Saturday, April 28, 2007

Nobel laureate treated, released after being shot in West Bank rally

MAGUIRE-SHOT Apr-23-2007 (420 words) xxxi

By Judith Sudilovsky
Catholic News Service

JERUSALEM (CNS) -- Northern Ireland's 1976 Noble Peace Prize laureate, Mairead Corrigan Maguire, was injured in the leg by a rubber bullet while taking part in a nonviolent demonstration against the Israeli separation wall.

Maguire, a Catholic, required medical treatment for her injury and also for tear-gas inhalation. She remained in the hospital for a few hours, then returned to the demonstration.

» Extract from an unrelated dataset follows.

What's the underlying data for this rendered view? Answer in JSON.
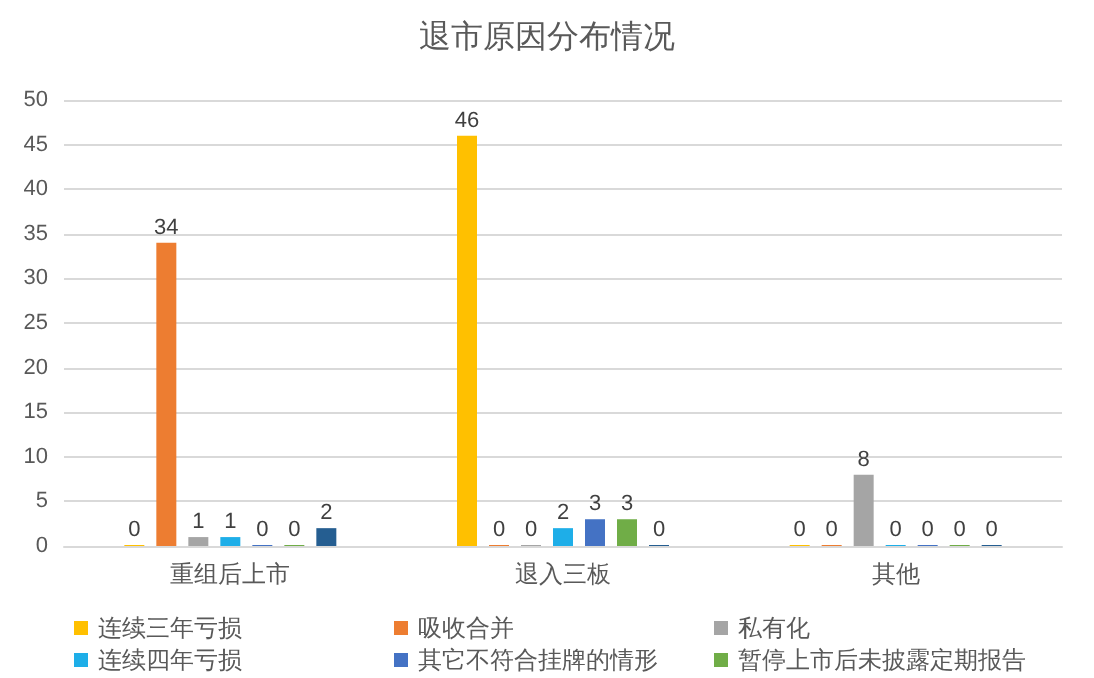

She left the country the following day, April 21, as planned.

Maguire had been attending the Second Bil'in International Conference on Nonviolence in the West Bank village of Bil'in, where Palestinians and international and Israeli peace activists have held such protests against the wall since February 2005. The conference was sponsored by the International Solidarity Movement.

Movement activist Jonas Martinez, an American Catholic who said he did not want to give more details about where he was from, said conference participants joined the weekly demonstration against the wall and were met by Israeli soldiers armed with rubber bullets, tear gas and water cannons.

Demonstrators, including Maguire, covered their faces with bandannas and onion slices to dilute the tear gas, he said, and after each lob of tear gas they would regroup and continue forward toward the wall. He said demonstrators shouted in various languages: "Don't shoot, we are nonviolent."

In addition to Maguire, eight demonstrators were hit by rubber bullets, he said, and numerous demonstrators were beaten by soldiers. Three demonstrators were arrested but later released, he said. Some of the more than two dozen injuries came from tear gas, he said.

One demonstrator, Tito Kayak of Puerto Rico, managed to climb a nearby military tower and hang a Palestinian flag on the top; he was arrested. He was to remain under house arrest until the end of the Israeli Independence Day holiday, which begins the evening of April 24, said Martinez.

Israel says the separation wall is necessary to prevent suicide attacks against Israeli civilians and notes that the number of attacks has decreased significantly since the wall was built.

At a press conference before being injured, Maguire told about 500 participants in the nonviolence conference that the wall was an "insult to the human family" and must come down.

"Nonviolence will solve the problems here in Israel and Palestine," Maguire said in a statement issued by the International Solidarity Movement. "Often, the world sees only violence. But Palestinians are a good people, working toward nonviolence. This wall must fall."